Let $H$ be a real Hilbert space, and let $B : H \times H \to \mathbb{R}$ be bilinear and symmetric. Suppose there is a constant $C$ such that for all $x \in H$, $|B(x,x)| \le C \|x\|^2$. Must $B$ be continuous?

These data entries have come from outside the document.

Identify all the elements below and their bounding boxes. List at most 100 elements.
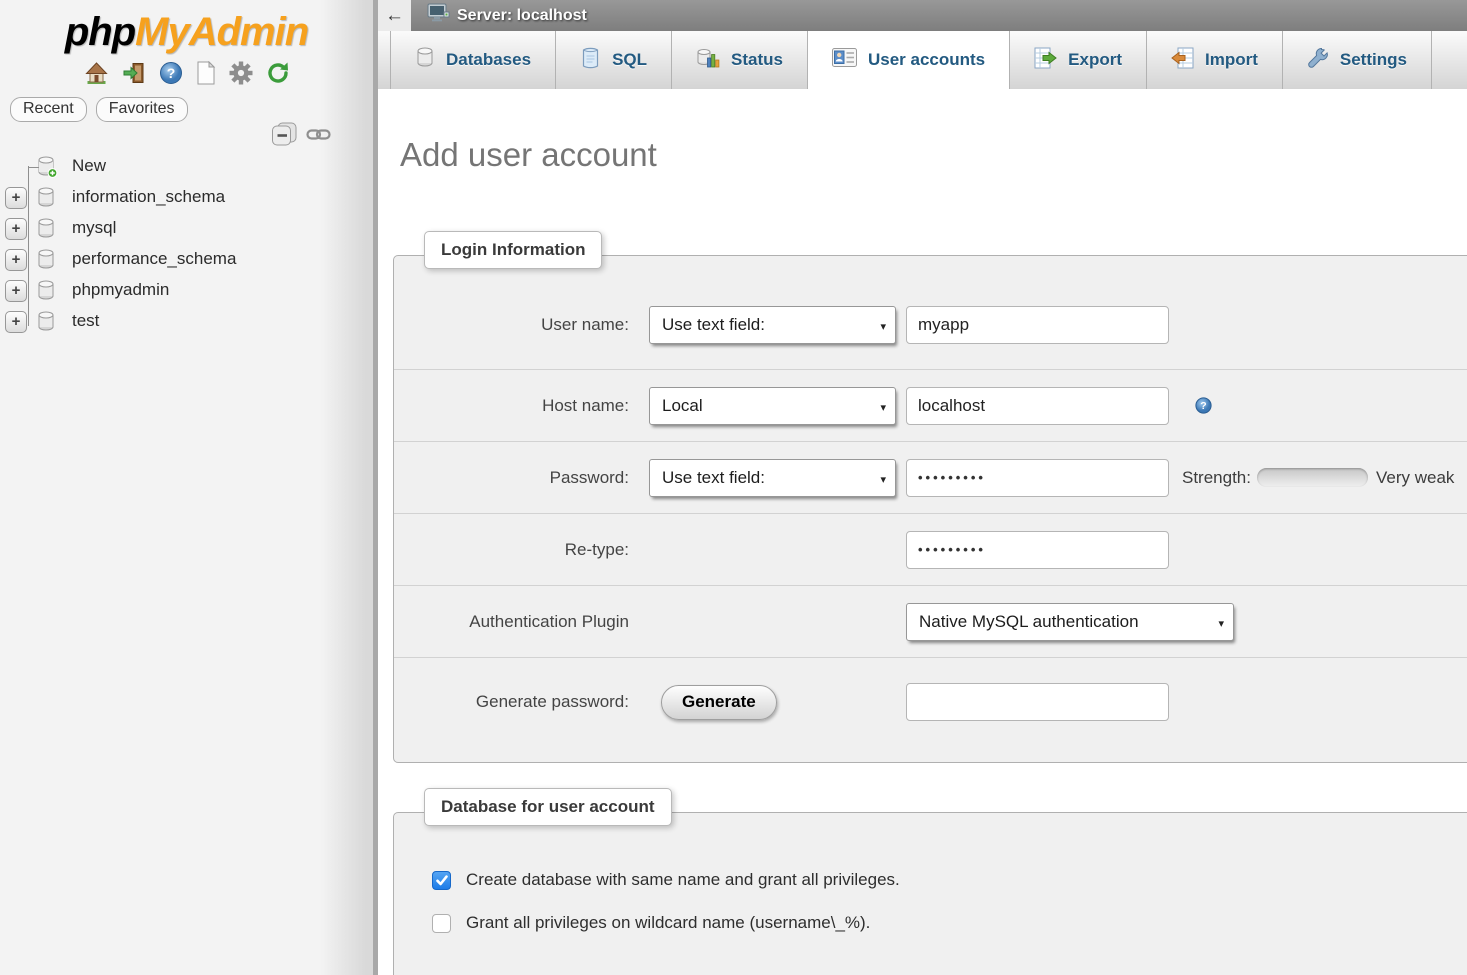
logout-icon[interactable] [122, 61, 146, 85]
login-information-fieldset: Login Information User name: Use text fi… [393, 255, 1467, 763]
status-icon [696, 47, 720, 74]
phpmyadmin-app: phpMyAdmin ? Recent Favorites [0, 0, 1467, 975]
refresh-icon[interactable] [266, 61, 290, 85]
expand-icon[interactable]: + [5, 218, 27, 240]
strength-text: Very weak [1376, 468, 1454, 488]
login-information-legend: Login Information [424, 231, 602, 269]
generate-password-label: Generate password: [394, 692, 629, 712]
svg-text:?: ? [1200, 400, 1206, 412]
strength-label: Strength: [1182, 468, 1251, 488]
expand-icon[interactable]: + [5, 280, 27, 302]
expand-icon[interactable]: + [5, 249, 27, 271]
tab-user-accounts[interactable]: User accounts [808, 31, 1010, 89]
tree-item-label: performance_schema [72, 249, 236, 269]
expand-icon[interactable]: + [5, 187, 27, 209]
tab-export[interactable]: Export [1010, 31, 1147, 89]
generated-password-input[interactable] [906, 683, 1169, 721]
db-option-label[interactable]: Grant all privileges on wildcard name (u… [466, 913, 870, 933]
logo-php: php [65, 10, 135, 54]
documentation-icon[interactable] [196, 61, 216, 85]
settings-gear-icon[interactable] [229, 61, 253, 85]
db-option-checkbox[interactable] [432, 871, 451, 890]
tab-status[interactable]: Status [672, 31, 808, 89]
server-bar: ← Server: localhost [378, 0, 1467, 31]
database-for-user-legend: Database for user account [424, 788, 672, 826]
retype-password-input[interactable] [906, 531, 1169, 569]
tree-item-label: test [72, 311, 99, 331]
tree-item-performance-schema[interactable]: + performance_schema [0, 245, 370, 276]
chevron-down-icon: ▾ [880, 320, 886, 333]
database-icon [36, 280, 56, 306]
tree-item-label: phpmyadmin [72, 280, 169, 300]
tree-item-information-schema[interactable]: + information_schema [0, 183, 370, 214]
server-title-text: Server: localhost [457, 7, 587, 25]
chevron-down-icon: ▾ [880, 401, 886, 414]
new-database-icon [36, 156, 58, 184]
recent-button[interactable]: Recent [10, 97, 87, 122]
db-option-checkbox[interactable] [432, 914, 451, 933]
db-option-label[interactable]: Create database with same name and grant… [466, 870, 900, 890]
hostname-help-icon[interactable]: ? [1195, 397, 1212, 414]
tree-item-mysql[interactable]: + mysql [0, 214, 370, 245]
user-accounts-icon [832, 48, 857, 72]
navigation-sidebar: phpMyAdmin ? Recent Favorites [0, 0, 378, 975]
home-icon[interactable] [84, 61, 109, 85]
back-button[interactable]: ← [378, 0, 411, 31]
tree-item-label: information_schema [72, 187, 225, 207]
username-input[interactable] [906, 306, 1169, 344]
auth-plugin-row: Authentication Plugin Native MySQL authe… [394, 586, 1467, 658]
sidebar-quick-buttons: Recent Favorites [10, 97, 373, 122]
username-label: User name: [394, 315, 629, 335]
collapse-all-icon[interactable] [271, 122, 298, 147]
database-tree: New + information_schema + mysql + [0, 152, 370, 338]
tree-item-test[interactable]: + test [0, 307, 370, 338]
sql-icon [580, 47, 601, 74]
wrench-icon [1307, 47, 1329, 74]
hostname-type-select[interactable]: Local ▾ [649, 387, 896, 425]
password-type-select[interactable]: Use text field: ▾ [649, 459, 896, 497]
retype-label: Re-type: [394, 540, 629, 560]
grant-wildcard-option: Grant all privileges on wildcard name (u… [432, 910, 1467, 936]
password-label: Password: [394, 468, 629, 488]
tab-databases[interactable]: Databases [390, 31, 556, 89]
hostname-input[interactable] [906, 387, 1169, 425]
link-databases-icon[interactable] [306, 127, 331, 142]
page-content: Add user account Login Information User … [378, 135, 1467, 975]
sidebar-toolbar: ? [0, 59, 373, 87]
server-breadcrumb[interactable]: Server: localhost [411, 0, 1467, 31]
create-database-option: Create database with same name and grant… [432, 867, 1467, 893]
back-arrow-icon: ← [385, 5, 404, 27]
tab-settings[interactable]: Settings [1283, 31, 1432, 89]
database-icon [36, 218, 56, 244]
chevron-down-icon: ▾ [880, 473, 886, 486]
tab-import[interactable]: Import [1147, 31, 1283, 89]
tree-item-label: mysql [72, 218, 116, 238]
auth-plugin-select[interactable]: Native MySQL authentication ▾ [906, 603, 1234, 641]
password-input[interactable] [906, 459, 1169, 497]
help-icon[interactable]: ? [159, 61, 183, 85]
username-type-select[interactable]: Use text field: ▾ [649, 306, 896, 344]
database-icon [36, 311, 56, 337]
generate-button[interactable]: Generate [661, 685, 777, 720]
tab-sql[interactable]: SQL [556, 31, 672, 89]
hostname-label: Host name: [394, 396, 629, 416]
password-strength: Strength: Very weak [1182, 468, 1454, 488]
strength-meter [1257, 468, 1368, 487]
tab-bar: Databases SQL Status User accounts [378, 31, 1467, 89]
auth-plugin-label: Authentication Plugin [394, 612, 629, 632]
database-icon [36, 249, 56, 275]
database-icon [36, 187, 56, 213]
tree-item-new[interactable]: New [0, 152, 370, 183]
phpmyadmin-logo[interactable]: phpMyAdmin [0, 10, 373, 55]
chevron-down-icon: ▾ [1218, 617, 1224, 630]
favorites-button[interactable]: Favorites [96, 97, 188, 122]
hostname-row: Host name: Local ▾ ? [394, 370, 1467, 442]
main-panel: ← Server: localhost Databases SQL [378, 0, 1467, 975]
server-icon [427, 3, 450, 28]
logo-myadmin: MyAdmin [135, 10, 308, 54]
import-icon [1171, 47, 1194, 74]
svg-text:?: ? [166, 65, 175, 81]
database-for-user-fieldset: Database for user account Create databas… [393, 812, 1467, 975]
expand-icon[interactable]: + [5, 311, 27, 333]
tree-item-phpmyadmin[interactable]: + phpmyadmin [0, 276, 370, 307]
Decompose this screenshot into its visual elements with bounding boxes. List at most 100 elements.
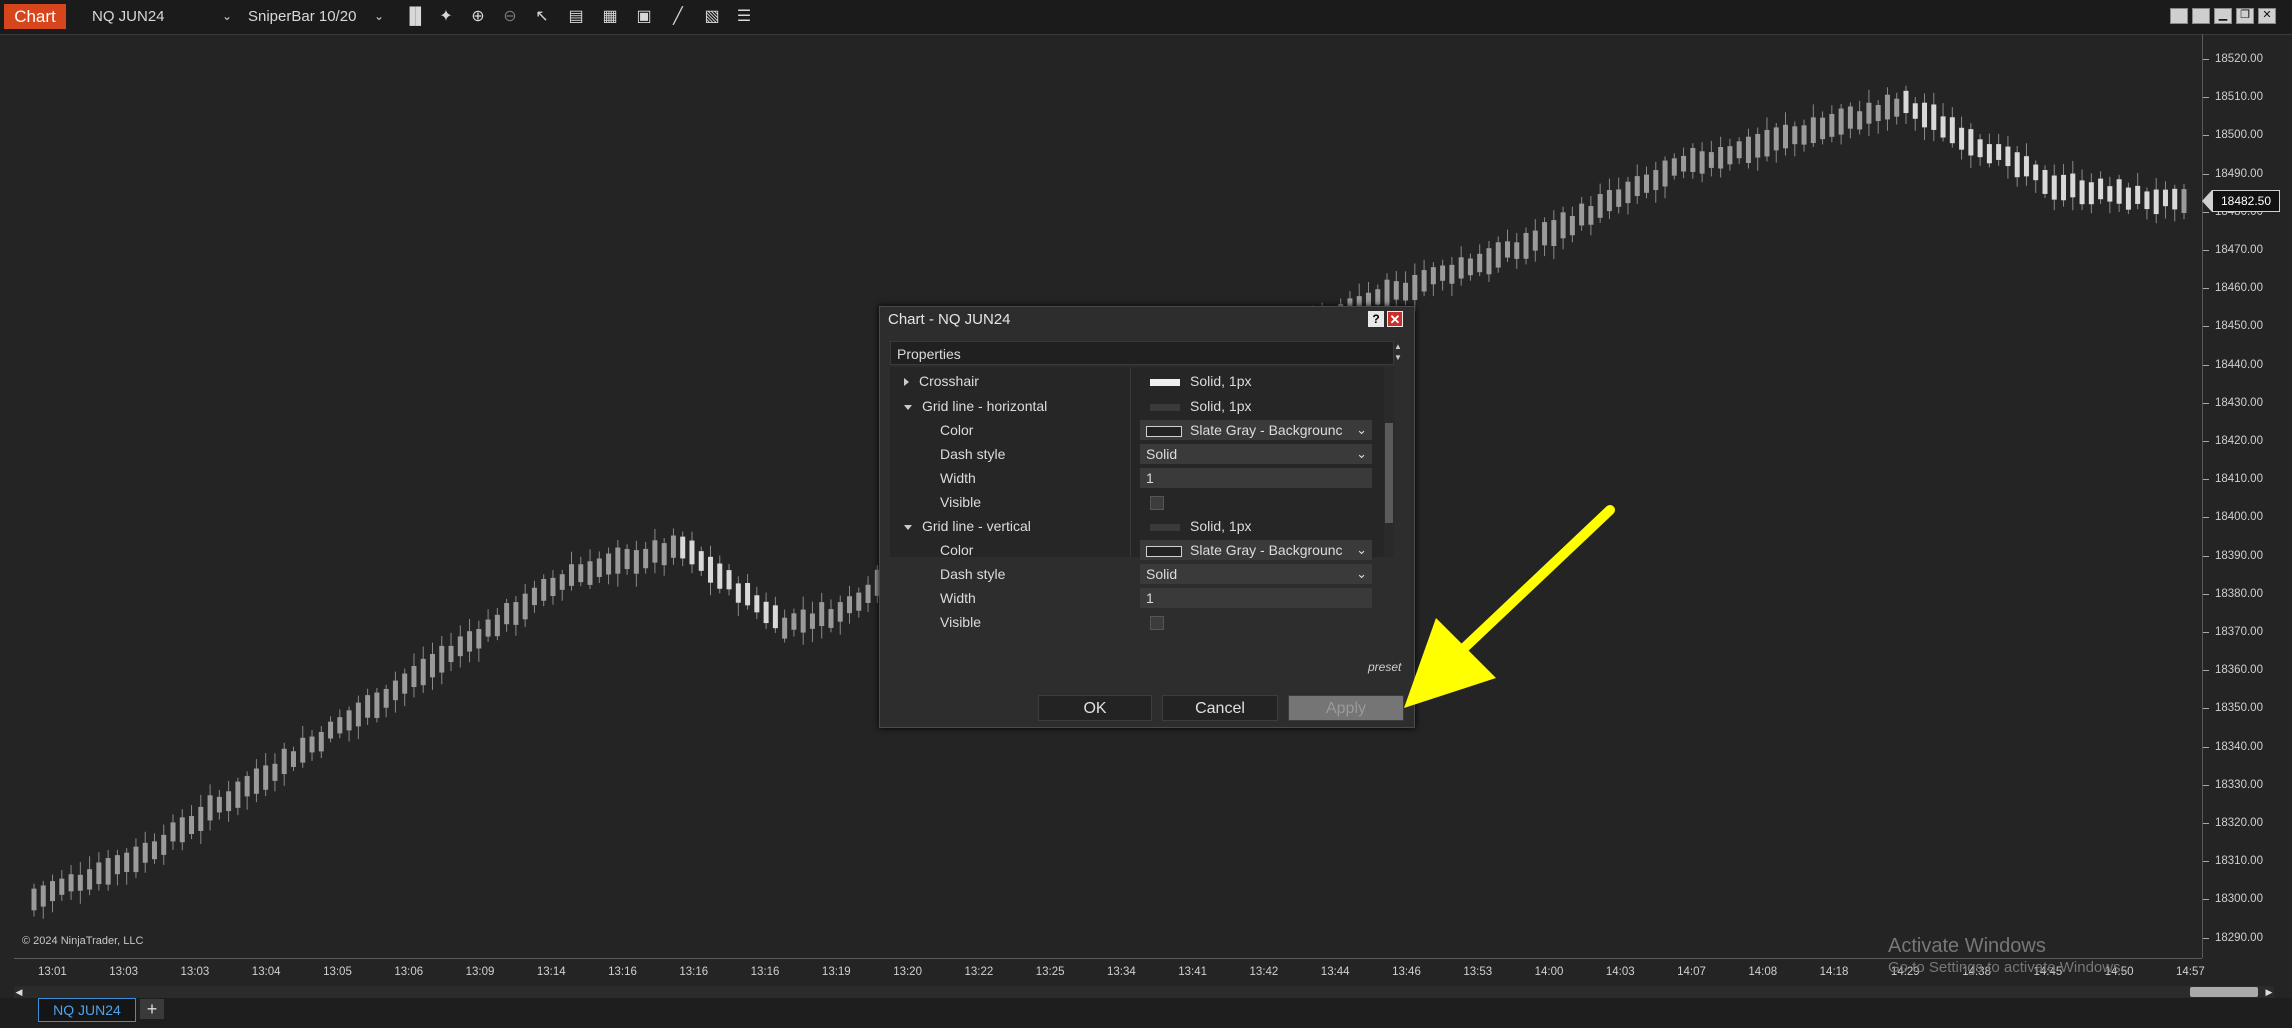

This seems like it should just be a simple polarization argument, but for some reason I can't see it.
On
I figured this out about 30 seconds after I posted it :-/
Let $B'(x,y) = B(x,y) + C \langle x,y \rangle$. $B'$ is again bilinear and symmetric, and moreover $B'$ is positive semidefinite. So $B'$ satisfies the Cauchy-Schwarz inequality $$|B'(x,y)| \le \sqrt{B'(x,x) B'(y,y)}.$$ But we have $B'(x,x) \le |B(x,x)| + C \|x\|^2 \le 2 C \|x\|^2$, so we now have $$B'(x,y) \le 2 C \|x\| \|y\|$$ hence $B'$ is continuous, and thus so is $B$.
For $t > 0$, $$4 |B(x,y)| = |B(x/t+ty,x/t+ty) - B(x/t-ty,x/t-ty)| \le C (\|x/t+ty\|^2 + \|x/t-ty\|^2) \le 2 C (\|x\|/t+t\|y\|)^2$$ Take $t = \sqrt{\|x\|/\|y\|}$.